Ford to add 1,200 jobs, shift for Transit van assembly in Missouri
DETROIT (Reuters) - Ford Motor Co said on Thursday by year end it will add 1,200 jobs and a second shift to build the Transit commercial van at a plant in Missouri, making it the automaker's largest volume factory globally.
Strong demand for the vans, which began production in April as a replacement for the E-Series, drove the decision to add the shift, Ford said. The expansion is covered, however, by the company's $1.1 billion investment in 2011, a company spokeswoman said.
The additional jobs will push employment at the plant, which also builds the full-size F-150 pickup trucks, to more than 6,000 people. Ford added 2,800 jobs at the plant in the Kansas City suburb of Claycomo, Missouri, in 2013 and 2012 to support the 2015 Transit launch and increased production of the F-150.
The plant builds the F-150 on three shifts and will begin production of the more aluminum-intensive 2015 F-150 early next year. The new truck goes into production first at Ford's Dearborn, Michigan, plant later this year.
By year end, the plant's annual capacity will be about 500,000 vehicles, pushing it ahead of Ford's plant in Valencia, Spain, which has an annual capacity of 465,000 vehicles.

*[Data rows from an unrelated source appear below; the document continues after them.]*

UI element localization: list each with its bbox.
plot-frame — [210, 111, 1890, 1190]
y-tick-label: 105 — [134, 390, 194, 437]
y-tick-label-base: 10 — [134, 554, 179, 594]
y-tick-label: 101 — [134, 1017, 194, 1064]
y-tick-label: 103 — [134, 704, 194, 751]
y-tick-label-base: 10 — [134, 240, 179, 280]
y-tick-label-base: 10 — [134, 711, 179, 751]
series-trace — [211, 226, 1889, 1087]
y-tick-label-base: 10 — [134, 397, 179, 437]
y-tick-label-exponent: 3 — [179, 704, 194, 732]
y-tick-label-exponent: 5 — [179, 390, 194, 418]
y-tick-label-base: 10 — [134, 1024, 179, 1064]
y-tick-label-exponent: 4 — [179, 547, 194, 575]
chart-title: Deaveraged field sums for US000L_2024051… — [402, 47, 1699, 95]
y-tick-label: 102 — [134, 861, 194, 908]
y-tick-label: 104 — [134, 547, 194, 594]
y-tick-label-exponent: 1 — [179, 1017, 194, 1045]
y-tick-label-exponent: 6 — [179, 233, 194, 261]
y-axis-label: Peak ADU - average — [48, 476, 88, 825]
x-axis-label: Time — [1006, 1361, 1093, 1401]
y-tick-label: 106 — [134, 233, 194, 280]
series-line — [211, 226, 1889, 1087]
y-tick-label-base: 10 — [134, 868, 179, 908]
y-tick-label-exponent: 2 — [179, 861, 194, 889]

Ford has said it introduced the Transit in North America in part to save costs by sharing design and engineering work around the globe. Introduced in Europe in 1965, the Transit has been the top-selling commercial van in Britain for 49 years and it is sold in 118 countries on six continents.
The 2015 Transit went on sale in the United States in June and demand hit about 500 in July and almost 1,100 in August for a year-to-date total of just over 2,000.
The E-Series was first sold as the Econoline in the United States in 1961 and has been the best-selling van on the U.S. market for 35 years. E-Series vans and wagons still will be available and sold side by side with Transit until late 2014.
The additional jobs at the Kansas City plant mean Ford will have hired more than 14,000 hourly workers at its U.S. plants since 2011, far above the 12,000 required under the last labor deal with the United Auto Workers union.